For the negative control, stains were formed from urine samples that provided no positive results following analysis using the Tox/SeeTM Multi-Drug Screen Panel test.
c. At intervals of 7, 15 and 30 days, the stains were tested using the Quick Kit (Tox/SeeTM Multi-Drug Screen Panel, from Bio-Rad) to determine possible drug abuse. At each interval –to confirm results- 10 stains from each of the samples were analysed. Before obtaining readouts from the Kit, a few drops of saline solution were applied over the stains.
The same procedure was followed with the negative control stains.
Results
The results are show in table 1:
Figure 1
The positive result of the test for a certain substance has been marked with the sign “+”, a negative result with a “-”.
Time 0 (cero) refers to the results of the analysis described in point “a” of the method section (i.e. the tests that are carried out on the sample when received).
The shaded boxes show cases in which the initial test (at zero time) gave a negative result. Although it is logical that the same negative result would later be obtained from the stains on these samples, this has been checked by employing the test.

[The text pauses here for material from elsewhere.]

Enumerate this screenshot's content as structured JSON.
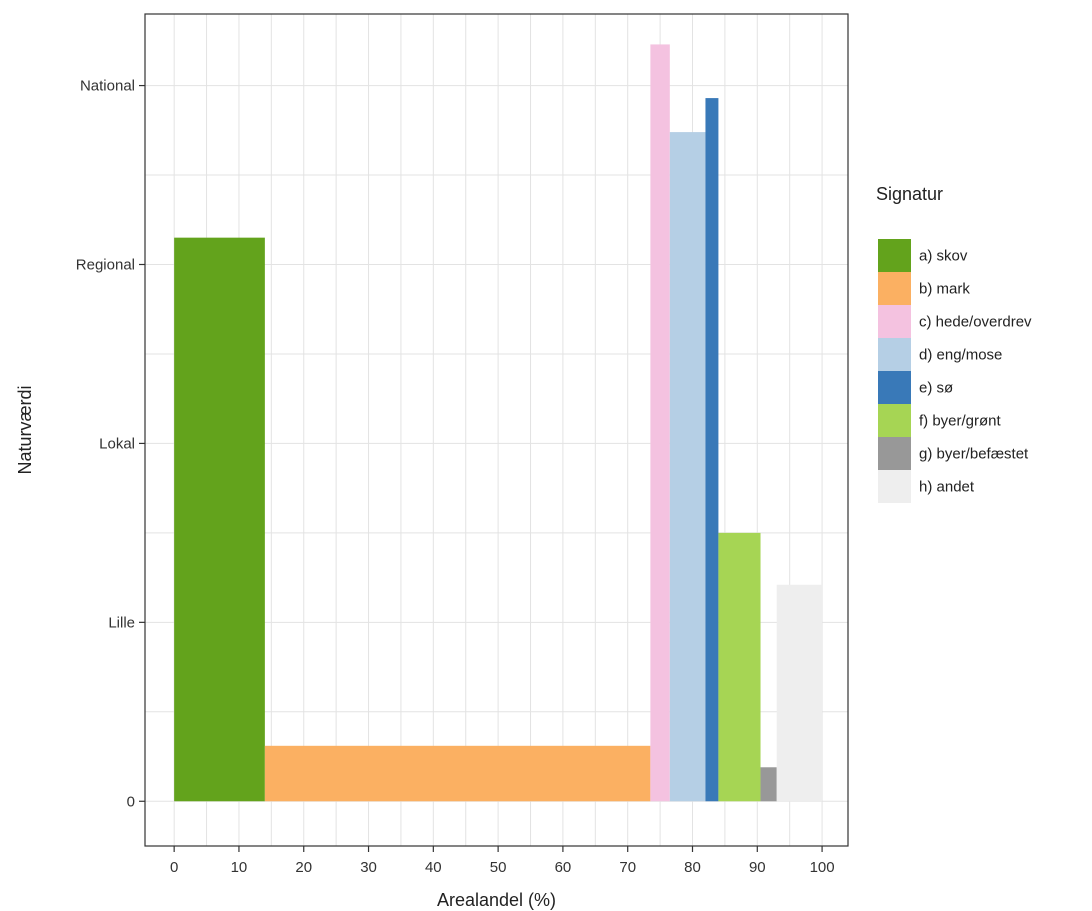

In all cases, the necessary negative controls were undertaken.
Discussion
The following points can be made from the results obtained:
- On analysis for Benzodiazepines:
With the exception of sample 5, in all cases where the zero test gave a positive result, the presence of benzodiazepines could be detected in 15- and/or 30- day old stains.
Sample 3 provided negative results for 7 and 15 days, whereas a positive result was obtained at 30 days. This may be due to false negatives resulting from some error in analysis or stain preparation.
- On analysis for Cocaine:
With the exception of sample 8 (for which positive results were obtained only for the first 7 days), in all samples where the test at zero time gave a positive result, it was possible to detect the presence of cocaine in 30-day old stains.
As in the benzodiazepines study, there was one sample – no. 2- that provided negative results for 7 and 15 days, whereas a positive one was obtained at 30 days. Once again, this can be considered the result of false negatives resulting from the same causes explained above.
- On analysis for Methadone:
In all the samples where the test at zero time gave a positive result, it was possible to detect the presence of methadone in 30-day old stains.
- On analysis for Cannabis:
Here, the results show that the Kit is not effective in determining this substance in most prepared stains. In only two samples (of the eleven in which cannabis was detected at zero time) was a positive result obtained for 7-15 day old stains.
- On analysis for Opiates:
The results for opiates can be qualified as irregular, although in all cases it was possible to detect the substance in stains of a greater or lesser age.
In conclusion, the results of this preliminary work indicate that it is feasible to use toxic material analysis kits, on either older or more recent biological fluid stains. The study should consequently be continued, with the same procedure being applied to stains formed by various biological fluids, both old and new, and on varying supports, both porous and non-porous.
This would help to form a crossroads between toxicology and criminalistics, and possibly provide a new tool for the use of forensic investigators, in the solving of criminal cases.